What makes Robin Thicke’s “Sex Therapy” (Interscope) so addictive is the way he bends the latest hip-hop styles to his will. Whether he is surrounded by the spacey stomp of “Elevatas” with Kid Cudi, the Dirty South-fueled “Shakin’ It 4 Daddy” with Nicki Minaj or the playful bossa nova of “Meiple” with Jay-Z, Thicke and his smooth vocals remain remarkably on target. He even makes a mashup of Eurodance rhythms and James Brown funk on “Rollacoasta,” with help from Estelle, sound as effortless as his Princely falsetto.

— Glenn Gamboa, Long Island Newsday

‘Fall Be Kind’

Animal Collective (Domino)

Grade: B

On this five-song EP mostly culled from outtakes from “Merriweather Post Pavilion,” Animal Collective’s most recent and most successful record, David “Avey Tare” Portner, Noah “Panda Bear” Lennox and Brian “Geologist” Weitz continue their delicate balance between creepy-crawly sweetness and bubbling, dark psychedelia. After all, if it didn’t mix the uncomfortable with the transcendent, it wouldn’t be Brooklyn’s Animal Collective.

There’s not a cut here that will make anyone think differently about the Baltimore-born outfit, but it’s a worthy addition to the catalog. “Fall Be Kind” coalesces around the band’s sonic staples, leaning particularly toward Panda Bear’s dreamy aesthetic: anchoring polyrhythms, nether-worldly textures and amber-warm vocals with a few new tricks thrown in, such as the near-syrupy strings that begin “Graze.”

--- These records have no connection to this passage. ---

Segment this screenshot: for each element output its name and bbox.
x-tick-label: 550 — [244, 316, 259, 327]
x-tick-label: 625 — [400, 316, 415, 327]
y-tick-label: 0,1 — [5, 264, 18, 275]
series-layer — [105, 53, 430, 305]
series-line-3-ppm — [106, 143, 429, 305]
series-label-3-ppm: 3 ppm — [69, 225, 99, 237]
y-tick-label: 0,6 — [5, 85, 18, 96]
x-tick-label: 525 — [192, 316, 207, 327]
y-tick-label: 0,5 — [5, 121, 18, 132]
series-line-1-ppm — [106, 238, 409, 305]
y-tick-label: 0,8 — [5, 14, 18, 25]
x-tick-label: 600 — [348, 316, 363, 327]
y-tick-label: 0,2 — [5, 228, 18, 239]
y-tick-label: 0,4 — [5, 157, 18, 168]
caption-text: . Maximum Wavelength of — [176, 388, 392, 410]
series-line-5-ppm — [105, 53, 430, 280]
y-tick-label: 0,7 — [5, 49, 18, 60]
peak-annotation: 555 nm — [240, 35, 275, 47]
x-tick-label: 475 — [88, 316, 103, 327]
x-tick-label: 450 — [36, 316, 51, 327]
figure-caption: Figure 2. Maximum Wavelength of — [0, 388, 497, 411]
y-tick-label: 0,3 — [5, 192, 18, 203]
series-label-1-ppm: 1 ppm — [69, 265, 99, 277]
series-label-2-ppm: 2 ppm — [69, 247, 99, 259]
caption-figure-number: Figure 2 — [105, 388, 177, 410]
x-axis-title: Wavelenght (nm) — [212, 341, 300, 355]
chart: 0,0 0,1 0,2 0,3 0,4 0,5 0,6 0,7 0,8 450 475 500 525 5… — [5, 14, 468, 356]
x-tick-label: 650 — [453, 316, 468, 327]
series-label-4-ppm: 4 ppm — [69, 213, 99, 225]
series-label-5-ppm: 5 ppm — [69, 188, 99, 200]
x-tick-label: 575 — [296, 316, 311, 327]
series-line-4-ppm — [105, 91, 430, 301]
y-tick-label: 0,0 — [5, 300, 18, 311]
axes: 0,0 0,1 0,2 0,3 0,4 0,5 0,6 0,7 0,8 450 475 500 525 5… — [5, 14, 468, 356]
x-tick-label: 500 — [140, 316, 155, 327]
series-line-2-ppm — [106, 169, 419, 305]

“What Would I Want? Sky,” which uses the first licensed Grateful Dead sample as a recurring motif, shows off the band’s talents at creating near-mystical transitions. It opens with burbling, shivery synths pillowing around tranced-out vocals — it’s a sonic palette that could stir amorous feelings in beluga whales. But before it slips down an oceanic black hole, the song breaks into a warm groove framing Avey’s relatable lyrics, punctuated by a taxi driver’s scold to “Stop daydreaming, dude!”

While Animal Collective’s strengths are not usually to be found in their words, the lyrics do lend a welcome humanizing quality to the sometimes-alien ruptures that characterize Animal Collective’s sound. “Somehow I feel hopeful,” Avey and Panda sing on “Bleed,” and it sounds like the lovely truth.